We worship a God of power, a God of compassion, a God of generous loving provision. But there is one difficulty about our reading from Genesis that must be addressed. In this version of the creation story, man is made first, and woman is created from him and for him. There is an implicit dominance of male over female which cannot simply be ignored. From Adam and Eve to St Paul there is a great deal in our Bible that echoes the cultural context of male domination within which it was written. Jesus himself lived in a society that was still very male-oriented, so that his twelve closest associates were necessarily all male.
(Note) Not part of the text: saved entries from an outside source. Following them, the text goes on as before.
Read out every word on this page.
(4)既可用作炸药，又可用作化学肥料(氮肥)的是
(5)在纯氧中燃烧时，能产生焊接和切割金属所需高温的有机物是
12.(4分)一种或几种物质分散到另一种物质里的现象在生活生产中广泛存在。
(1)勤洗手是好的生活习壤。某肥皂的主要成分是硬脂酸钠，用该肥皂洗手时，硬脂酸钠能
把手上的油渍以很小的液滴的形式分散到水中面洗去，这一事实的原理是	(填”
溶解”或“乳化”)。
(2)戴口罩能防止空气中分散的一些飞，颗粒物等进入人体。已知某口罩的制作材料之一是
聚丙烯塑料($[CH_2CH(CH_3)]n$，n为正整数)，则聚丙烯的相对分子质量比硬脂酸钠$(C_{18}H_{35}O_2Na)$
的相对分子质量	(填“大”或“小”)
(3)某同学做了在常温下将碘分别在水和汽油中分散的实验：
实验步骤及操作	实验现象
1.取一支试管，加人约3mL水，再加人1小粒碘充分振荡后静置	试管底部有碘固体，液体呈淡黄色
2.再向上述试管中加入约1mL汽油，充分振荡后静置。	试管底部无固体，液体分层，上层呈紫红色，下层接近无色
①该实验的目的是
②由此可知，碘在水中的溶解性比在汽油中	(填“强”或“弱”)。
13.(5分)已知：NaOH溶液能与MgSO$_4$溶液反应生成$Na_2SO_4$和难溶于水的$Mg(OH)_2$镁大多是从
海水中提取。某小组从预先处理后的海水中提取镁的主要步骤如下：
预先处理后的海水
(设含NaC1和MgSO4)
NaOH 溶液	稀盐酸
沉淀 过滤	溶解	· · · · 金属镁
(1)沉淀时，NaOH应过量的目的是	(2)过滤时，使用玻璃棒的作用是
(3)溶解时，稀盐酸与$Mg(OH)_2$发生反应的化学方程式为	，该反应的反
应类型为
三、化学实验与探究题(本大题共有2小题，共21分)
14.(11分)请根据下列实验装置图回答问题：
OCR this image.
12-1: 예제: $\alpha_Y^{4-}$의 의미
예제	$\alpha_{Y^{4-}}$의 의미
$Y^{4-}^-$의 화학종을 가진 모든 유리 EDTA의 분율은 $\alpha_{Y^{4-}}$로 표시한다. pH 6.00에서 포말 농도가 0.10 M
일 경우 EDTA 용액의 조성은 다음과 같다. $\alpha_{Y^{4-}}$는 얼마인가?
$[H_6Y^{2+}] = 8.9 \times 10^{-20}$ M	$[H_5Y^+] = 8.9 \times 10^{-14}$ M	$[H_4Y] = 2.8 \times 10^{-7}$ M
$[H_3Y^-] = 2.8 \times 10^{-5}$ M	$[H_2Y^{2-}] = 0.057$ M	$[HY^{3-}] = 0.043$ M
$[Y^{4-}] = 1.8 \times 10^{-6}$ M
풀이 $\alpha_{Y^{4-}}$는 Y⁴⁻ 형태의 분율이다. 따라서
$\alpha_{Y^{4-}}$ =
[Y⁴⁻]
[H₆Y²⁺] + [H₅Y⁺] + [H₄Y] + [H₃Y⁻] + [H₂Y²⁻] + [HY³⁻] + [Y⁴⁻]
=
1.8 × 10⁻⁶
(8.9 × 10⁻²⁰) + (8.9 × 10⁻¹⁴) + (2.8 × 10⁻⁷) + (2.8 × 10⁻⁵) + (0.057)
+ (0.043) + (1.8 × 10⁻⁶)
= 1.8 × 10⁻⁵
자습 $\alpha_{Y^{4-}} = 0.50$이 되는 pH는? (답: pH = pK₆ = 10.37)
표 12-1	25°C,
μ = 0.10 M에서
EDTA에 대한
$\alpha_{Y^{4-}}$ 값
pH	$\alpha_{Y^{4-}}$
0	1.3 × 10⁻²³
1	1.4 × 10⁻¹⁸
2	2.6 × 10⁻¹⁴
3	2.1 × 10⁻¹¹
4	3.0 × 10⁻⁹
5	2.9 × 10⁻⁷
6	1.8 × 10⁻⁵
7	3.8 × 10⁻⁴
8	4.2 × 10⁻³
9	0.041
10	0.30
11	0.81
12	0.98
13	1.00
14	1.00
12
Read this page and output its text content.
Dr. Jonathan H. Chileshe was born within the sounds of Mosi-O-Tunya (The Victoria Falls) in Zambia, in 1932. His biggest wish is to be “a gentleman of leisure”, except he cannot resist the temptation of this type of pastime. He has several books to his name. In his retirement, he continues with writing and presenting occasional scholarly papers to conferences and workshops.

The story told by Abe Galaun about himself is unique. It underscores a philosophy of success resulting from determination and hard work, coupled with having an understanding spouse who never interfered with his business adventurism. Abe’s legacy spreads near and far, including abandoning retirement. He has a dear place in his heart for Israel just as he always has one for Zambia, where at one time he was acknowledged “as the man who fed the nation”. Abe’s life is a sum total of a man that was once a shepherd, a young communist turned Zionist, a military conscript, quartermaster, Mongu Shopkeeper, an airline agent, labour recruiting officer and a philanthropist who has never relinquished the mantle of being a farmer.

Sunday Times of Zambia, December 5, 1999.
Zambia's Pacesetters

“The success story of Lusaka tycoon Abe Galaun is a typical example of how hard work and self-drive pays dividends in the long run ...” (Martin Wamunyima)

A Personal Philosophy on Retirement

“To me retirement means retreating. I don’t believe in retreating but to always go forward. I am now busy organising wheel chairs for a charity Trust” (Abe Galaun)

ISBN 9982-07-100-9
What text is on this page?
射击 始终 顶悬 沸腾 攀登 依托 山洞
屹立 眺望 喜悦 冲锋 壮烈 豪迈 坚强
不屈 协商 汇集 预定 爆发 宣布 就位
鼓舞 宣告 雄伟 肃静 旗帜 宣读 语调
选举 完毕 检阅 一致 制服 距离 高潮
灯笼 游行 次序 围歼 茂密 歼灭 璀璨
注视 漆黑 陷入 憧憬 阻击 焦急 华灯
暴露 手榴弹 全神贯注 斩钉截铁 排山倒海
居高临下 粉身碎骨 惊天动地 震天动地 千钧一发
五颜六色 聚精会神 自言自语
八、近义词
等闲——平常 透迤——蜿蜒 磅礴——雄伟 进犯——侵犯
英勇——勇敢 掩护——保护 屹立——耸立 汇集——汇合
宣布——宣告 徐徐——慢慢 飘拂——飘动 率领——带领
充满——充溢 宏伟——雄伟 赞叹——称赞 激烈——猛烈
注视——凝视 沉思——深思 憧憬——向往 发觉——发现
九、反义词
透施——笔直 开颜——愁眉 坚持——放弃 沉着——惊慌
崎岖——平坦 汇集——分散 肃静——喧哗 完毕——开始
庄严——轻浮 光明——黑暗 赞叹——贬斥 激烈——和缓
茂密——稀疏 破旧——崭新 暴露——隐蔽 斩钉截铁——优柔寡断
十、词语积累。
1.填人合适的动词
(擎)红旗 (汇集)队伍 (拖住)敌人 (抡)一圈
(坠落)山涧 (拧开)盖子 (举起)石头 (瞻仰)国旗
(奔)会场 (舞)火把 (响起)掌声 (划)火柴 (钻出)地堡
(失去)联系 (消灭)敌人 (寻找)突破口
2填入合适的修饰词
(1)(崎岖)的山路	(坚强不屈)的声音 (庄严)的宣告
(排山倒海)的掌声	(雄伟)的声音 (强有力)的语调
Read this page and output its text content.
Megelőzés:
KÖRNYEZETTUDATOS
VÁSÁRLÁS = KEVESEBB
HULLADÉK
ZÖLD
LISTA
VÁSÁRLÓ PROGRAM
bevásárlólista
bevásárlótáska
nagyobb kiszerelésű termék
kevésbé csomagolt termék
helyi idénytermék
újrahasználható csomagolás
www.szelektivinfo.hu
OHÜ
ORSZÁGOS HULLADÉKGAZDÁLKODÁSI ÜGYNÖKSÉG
However, we find in the gospel stories that he related to women and to men on an equal footing of respect and affection, seeing in both men and women the children of his heavenly Father. Moreover in the first creation story, no distinction is made between men and women both are created simultaneously in the image of God, who is himself neither male nor female but God. You can accuse me of cherry-picking if you like, but in the Anglican tradition we are not required to leave our critical faculties at the door of the church. It was Paul who perceived that in Christ all are equal Jew and Gentile, slave and free, men and women and I believe it is right to see in that perception an aspect of the truth about our relationships to one another and to God which both Church and society has yet to take fully on board. In Christ we are all equal, and the concept of partnership which we find in this early legend from the book of Genesis needs to be understood in that light. Within a relationship of mutual love and respect, partnership and help can perfectly well make room for the exercise of leadership by the woman or by the man at different times and in different circumstances. We are both enriched by a partnership of variable geometry. What matters is the love that binds two people to one another in a relationship that allows both partners to blossom and flourish, both separately and together.

We don’t know much about Saint Valentine, but I hope that all of us, whether we are happily partnered, have yet to find a loving partner, or perhaps live now with the ache of cherished memories from the past, can join to celebrate at this season a God whose loving compassion, in this precious gift, melts all our hearts. It is not good that man should be alone; I will make him a partner and a helper.